Formato: Online Artículo Texto
Lenguaje:English
Publicado: Public Library of Science 2018
Materias:
Acceso en línea:https://www.ncbi.nlm.nih.gov/pmc/articles/PMC5909888/
https://www.ncbi.nlm.nih.gov/pubmed/29677210
http://dx.doi.org/10.1371/journal.pone.0196162
Descripción
Sumario:BACKGROUND: In a study conducted in Bhopal district (a setting with facility for molecular drug susceptibility testing (DST)) located in central India in 2014–15, we found high levels of pre-diagnosis attrition among patients with presumptive multi drug-resistant tuberculosis (MDR-TB)–meaning TB patients who were eligible for DST, were not being tested. OBJECTIVES: In this study, we explored the health care provider perspectives into barriers and suggested solutions for improving DST. METHODS: This was a descriptive qualitative study. One to one interviews (n = 10) and focus group discussions (n = 2) with experienced key informants involved in programmatic management of DR-TB were conducted in April 2017. Manual descriptive thematic analysis was performed. RESULTS: The key barriers reported were a) lack of or delay in identification of patients eligible for DST because of using treatment register as the source for identifying patients b) lack of assured specimen transport after patient identification and c) lack of tracking.
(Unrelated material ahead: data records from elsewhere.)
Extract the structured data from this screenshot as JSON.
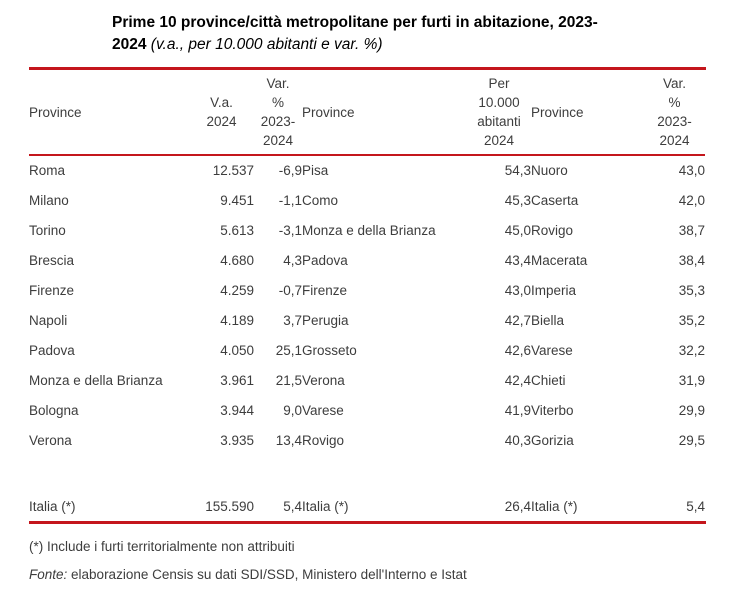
{
  "title": {
    "line1": "Prime 10 province/città metropolitane per furti in abitazione, 2023-",
    "line2_bold": "2024 ",
    "line2_italic": "(v.a., per 10.000 abitanti e var. %)"
  },
  "colors": {
    "rule_red": "#c4161c",
    "body_text": "#3d3d3d"
  },
  "table": {
    "headers": {
      "province1": "Province",
      "va": "V.a.\n2024",
      "var1": "Var.\n%\n2023-\n2024",
      "province2": "Province",
      "per10k": "Per\n10.000\nabitanti\n2024",
      "province3": "Province",
      "var3": "Var.\n%\n2023-\n2024"
    },
    "rows": [
      {
        "p1": "Roma",
        "va": "12.537",
        "v1": "-6,9",
        "p2": "Pisa",
        "per": "54,3",
        "p3": "Nuoro",
        "v3": "43,0"
      },
      {
        "p1": "Milano",
        "va": "9.451",
        "v1": "-1,1",
        "p2": "Como",
        "per": "45,3",
        "p3": "Caserta",
        "v3": "42,0"
      },
      {
        "p1": "Torino",
        "va": "5.613",
        "v1": "-3,1",
        "p2": "Monza e della Brianza",
        "per": "45,0",
        "p3": "Rovigo",
        "v3": "38,7"
      },
      {
        "p1": "Brescia",
        "va": "4.680",
        "v1": "4,3",
        "p2": "Padova",
        "per": "43,4",
        "p3": "Macerata",
        "v3": "38,4"
      },
      {
        "p1": "Firenze",
        "va": "4.259",
        "v1": "-0,7",
        "p2": "Firenze",
        "per": "43,0",
        "p3": "Imperia",
        "v3": "35,3"
      },
      {
        "p1": "Napoli",
        "va": "4.189",
        "v1": "3,7",
        "p2": "Perugia",
        "per": "42,7",
        "p3": "Biella",
        "v3": "35,2"
      },
      {
        "p1": "Padova",
        "va": "4.050",
        "v1": "25,1",
        "p2": "Grosseto",
        "per": "42,6",
        "p3": "Varese",
        "v3": "32,2"
      },
      {
        "p1": "Monza e della Brianza",
        "va": "3.961",
        "v1": "21,5",
        "p2": "Verona",
        "per": "42,4",
        "p3": "Chieti",
        "v3": "31,9"
      },
      {
        "p1": "Bologna",
        "va": "3.944",
        "v1": "9,0",
        "p2": "Varese",
        "per": "41,9",
        "p3": "Viterbo",
        "v3": "29,9"
      },
      {
        "p1": "Verona",
        "va": "3.935",
        "v1": "13,4",
        "p2": "Rovigo",
        "per": "40,3",
        "p3": "Gorizia",
        "v3": "29,5"
      }
    ],
    "totals": {
      "label1": "Italia (*)",
      "va": "155.590",
      "v1": "5,4",
      "label2": "Italia (*)",
      "per": "26,4",
      "label3": "Italia (*)",
      "v3": "5,4"
    }
  },
  "footnotes": {
    "note": "(*) Include i furti territorialmente non attribuiti",
    "source_label": "Fonte:",
    "source_text": " elaborazione Censis su dati SDI/SSD, Ministero dell'Interno e Istat"
  }
}
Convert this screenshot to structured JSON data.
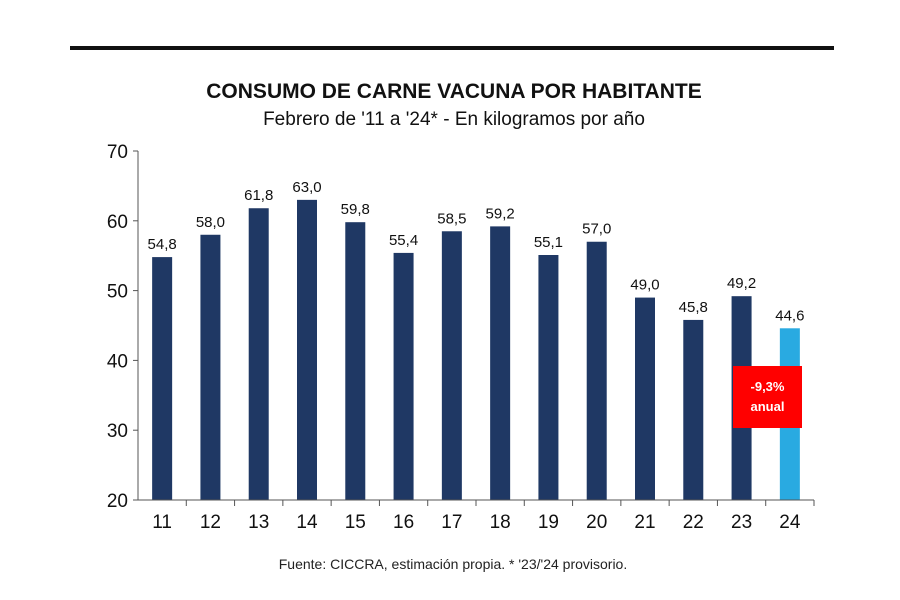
{
  "chart_data": {
    "type": "bar",
    "title": "CONSUMO DE CARNE VACUNA POR HABITANTE",
    "subtitle": "Febrero de '11 a '24* - En kilogramos por año",
    "categories": [
      "11",
      "12",
      "13",
      "14",
      "15",
      "16",
      "17",
      "18",
      "19",
      "20",
      "21",
      "22",
      "23",
      "24"
    ],
    "values": [
      54.8,
      58.0,
      61.8,
      63.0,
      59.8,
      55.4,
      58.5,
      59.2,
      55.1,
      57.0,
      49.0,
      45.8,
      49.2,
      44.6
    ],
    "value_labels": [
      "54,8",
      "58,0",
      "61,8",
      "63,0",
      "59,8",
      "55,4",
      "58,5",
      "59,2",
      "55,1",
      "57,0",
      "49,0",
      "45,8",
      "49,2",
      "44,6"
    ],
    "ylim": [
      20,
      70
    ],
    "yticks": [
      20,
      30,
      40,
      50,
      60,
      70
    ],
    "xlabel": "",
    "ylabel": "",
    "grid": false,
    "highlight_index": 13,
    "colors": {
      "bar": "#1f3864",
      "highlight": "#29aae1",
      "callout": "#ff0000"
    },
    "annotation": {
      "line1": "-9,3%",
      "line2": "anual"
    }
  },
  "footer": {
    "source": "Fuente: CICCRA, estimación propia. * '23/'24 provisorio."
  }
}
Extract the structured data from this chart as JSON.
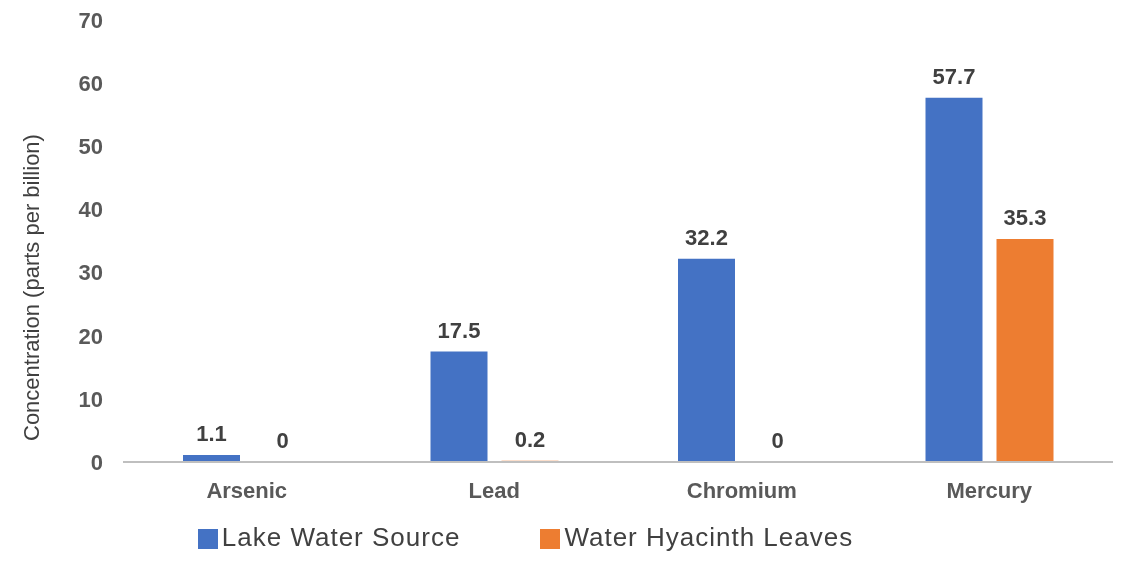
{
  "chart_data": {
    "type": "bar",
    "ylabel": "Concentration (parts per billion)",
    "categories": [
      "Arsenic",
      "Lead",
      "Chromium",
      "Mercury"
    ],
    "series": [
      {
        "name": "Lake Water Source",
        "color": "#4472c4",
        "values": [
          1.1,
          17.5,
          32.2,
          57.7
        ]
      },
      {
        "name": "Water Hyacinth Leaves",
        "color": "#ed7d31",
        "values": [
          0,
          0.2,
          0,
          35.3
        ]
      }
    ],
    "ylim": [
      0,
      70
    ],
    "yticks": [
      0,
      10,
      20,
      30,
      40,
      50,
      60,
      70
    ],
    "grid": false,
    "legend": "bottom",
    "data_labels": true
  }
}
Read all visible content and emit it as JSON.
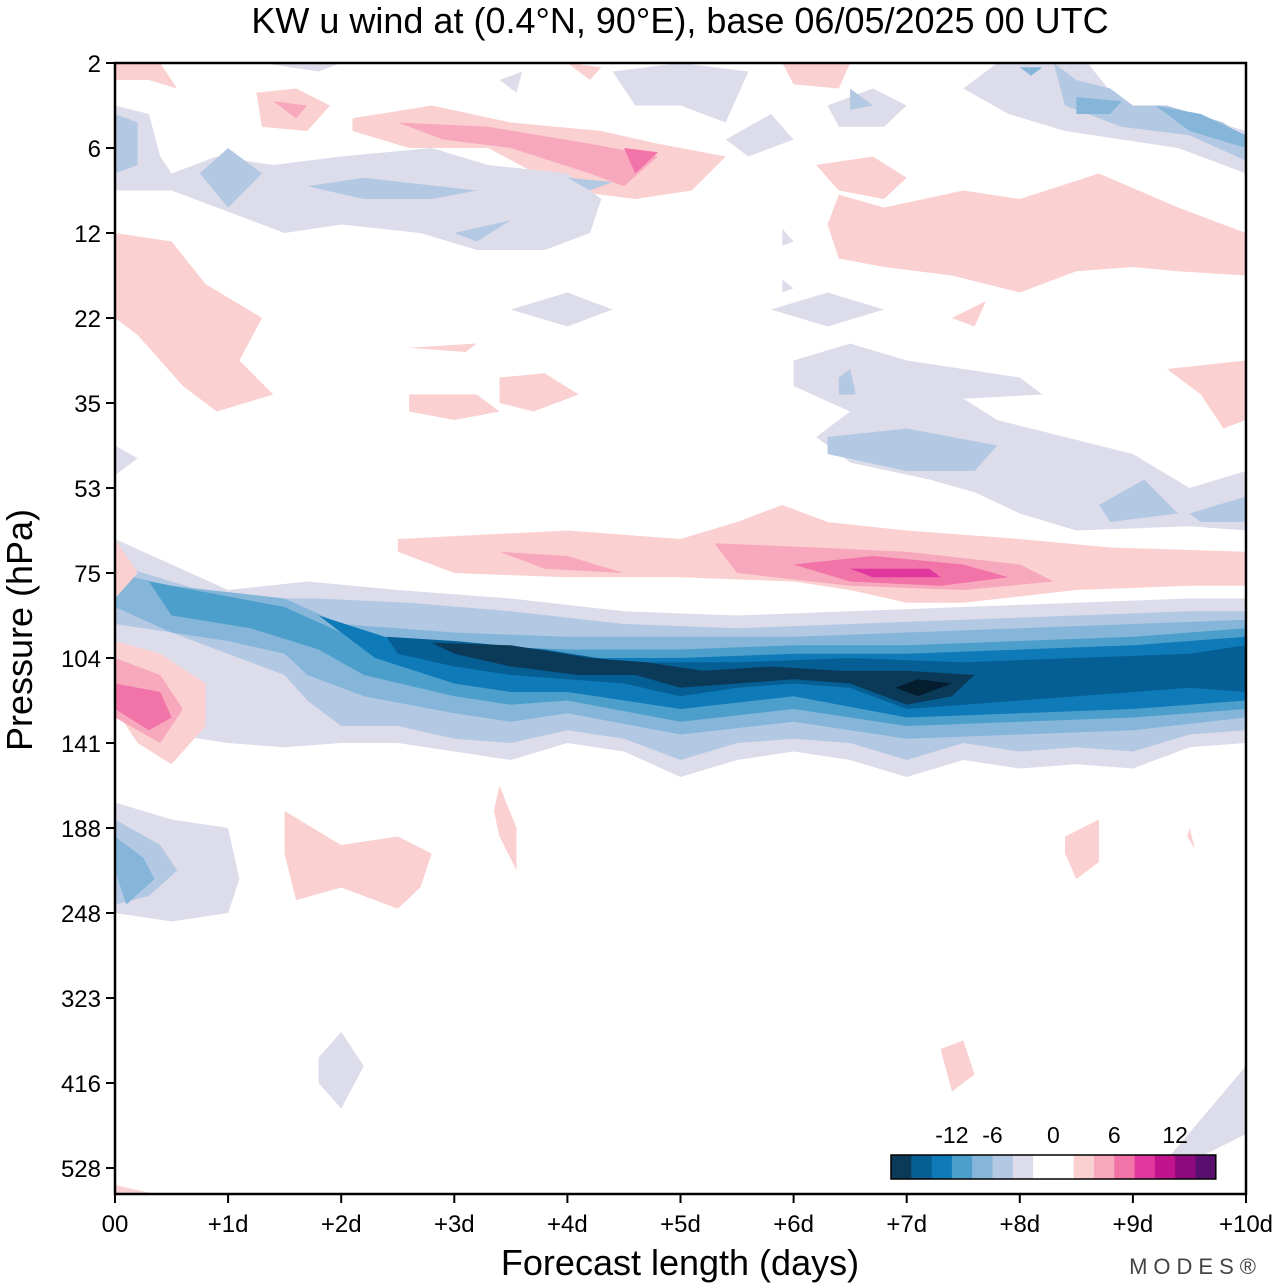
{
  "chart_data": {
    "type": "heatmap",
    "title": "KW u wind at (0.4°N, 90°E),  base 06/05/2025  00 UTC",
    "xlabel": "Forecast length (days)",
    "ylabel": "Pressure (hPa)",
    "x_ticks": [
      "00",
      "+1d",
      "+2d",
      "+3d",
      "+4d",
      "+5d",
      "+6d",
      "+7d",
      "+8d",
      "+9d",
      "+10d"
    ],
    "y_ticks": [
      "2",
      "6",
      "12",
      "22",
      "35",
      "53",
      "75",
      "104",
      "141",
      "188",
      "248",
      "323",
      "416",
      "528"
    ],
    "xlim": [
      0,
      10
    ],
    "ylim": [
      2,
      528
    ],
    "y_scale": "log-like (pressure, top = 2 hPa)",
    "colorbar": {
      "ticks": [
        "-12",
        "-6",
        "0",
        "6",
        "12"
      ],
      "levels": [
        -16,
        -14,
        -12,
        -10,
        -8,
        -6,
        -4,
        -2,
        0,
        2,
        4,
        6,
        8,
        10,
        12,
        14,
        16
      ],
      "colors": [
        "#0b3a59",
        "#055f95",
        "#0f7ab8",
        "#4d9fcb",
        "#85b6d9",
        "#b3c8e2",
        "#dcdceb",
        "#ffffff",
        "#ffffff",
        "#fbd0d0",
        "#f7a8bc",
        "#f173a8",
        "#e0389e",
        "#c0138c",
        "#8d0a7e",
        "#5a0e6e"
      ]
    },
    "features": [
      {
        "name": "easterly jet core",
        "x_range": [
          0,
          10
        ],
        "pressure_hPa": 110,
        "min_value": -16
      },
      {
        "name": "westerly maximum above jet",
        "x": 6.8,
        "pressure_hPa": 75,
        "max_value": 10
      },
      {
        "name": "westerly maximum near initial time",
        "x": 0.4,
        "pressure_hPa": 118,
        "max_value": 8
      },
      {
        "name": "easterly near surface layer",
        "x": 0.1,
        "pressure_hPa": 190,
        "min_value": -8
      }
    ]
  },
  "brand": "MODES®",
  "colors": {
    "frame": "#000000"
  }
}
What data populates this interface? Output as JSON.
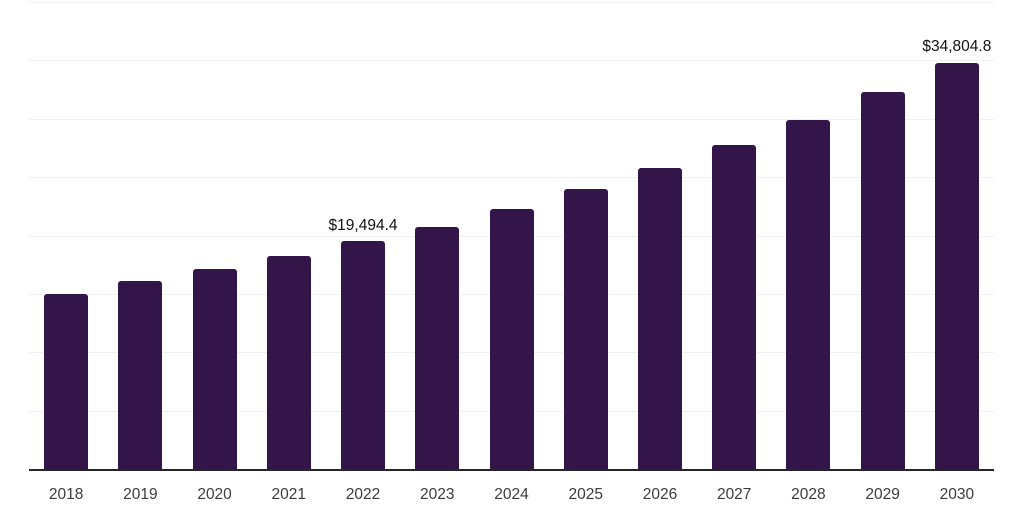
{
  "chart_data": {
    "type": "bar",
    "title": "",
    "xlabel": "",
    "ylabel": "",
    "categories": [
      "2018",
      "2019",
      "2020",
      "2021",
      "2022",
      "2023",
      "2024",
      "2025",
      "2026",
      "2027",
      "2028",
      "2029",
      "2030"
    ],
    "values": [
      15000,
      16130,
      17110,
      18250,
      19494.4,
      20770,
      22310,
      23970,
      25820,
      27740,
      29910,
      32310,
      34804.8
    ],
    "value_labels": [
      null,
      null,
      null,
      null,
      "$19,494.4",
      null,
      null,
      null,
      null,
      null,
      null,
      null,
      "$34,804.8"
    ],
    "ylim": [
      0,
      40000
    ],
    "gridline_step": 5000,
    "grid": true,
    "legend": false,
    "colors": {
      "bar": "#33154a",
      "gridline": "#f0f0f0",
      "axis_line": "#262626",
      "tick_label": "#3c3c3c",
      "value_label": "#111111",
      "background": "#ffffff"
    }
  }
}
Extra pulmonary TB patients were not getting identified as eligible for DST. Solutions suggested by the health care providers were i) generation of unique identifier at identification in designated microscopy center (DMC), immediate intimation of unique identifier to district and regular monitoring by senior TB laboratory and senior treatment supervisors of patients eligible for DST that were missed; ii) documentation of unique identifier at each step of cascade; iii) use of human carriers/couriers to transport specimen from DMCs especially in rural areas; and iv) routine entry of all presumptive extra-pulmonary TB specimen, as far as possible, in DMC laboratory register. CONCLUSION: Lack of assured specimen transport and lack of accountability for tracking patient after identification and referral were the key barriers. The identification of patients eligible for DST among microbiologically confirmed TB at the time of diagnosis and among clinically confirmed TB at the time of treatment initiation is the key. Use of unique identifier at identification and its use to ensure cohort wise tracking has to be complemented with specimen transport support and prompt feedback to the DMC. The study has implications to improve detection of MDR-TB among diagnosed/notified TB patients.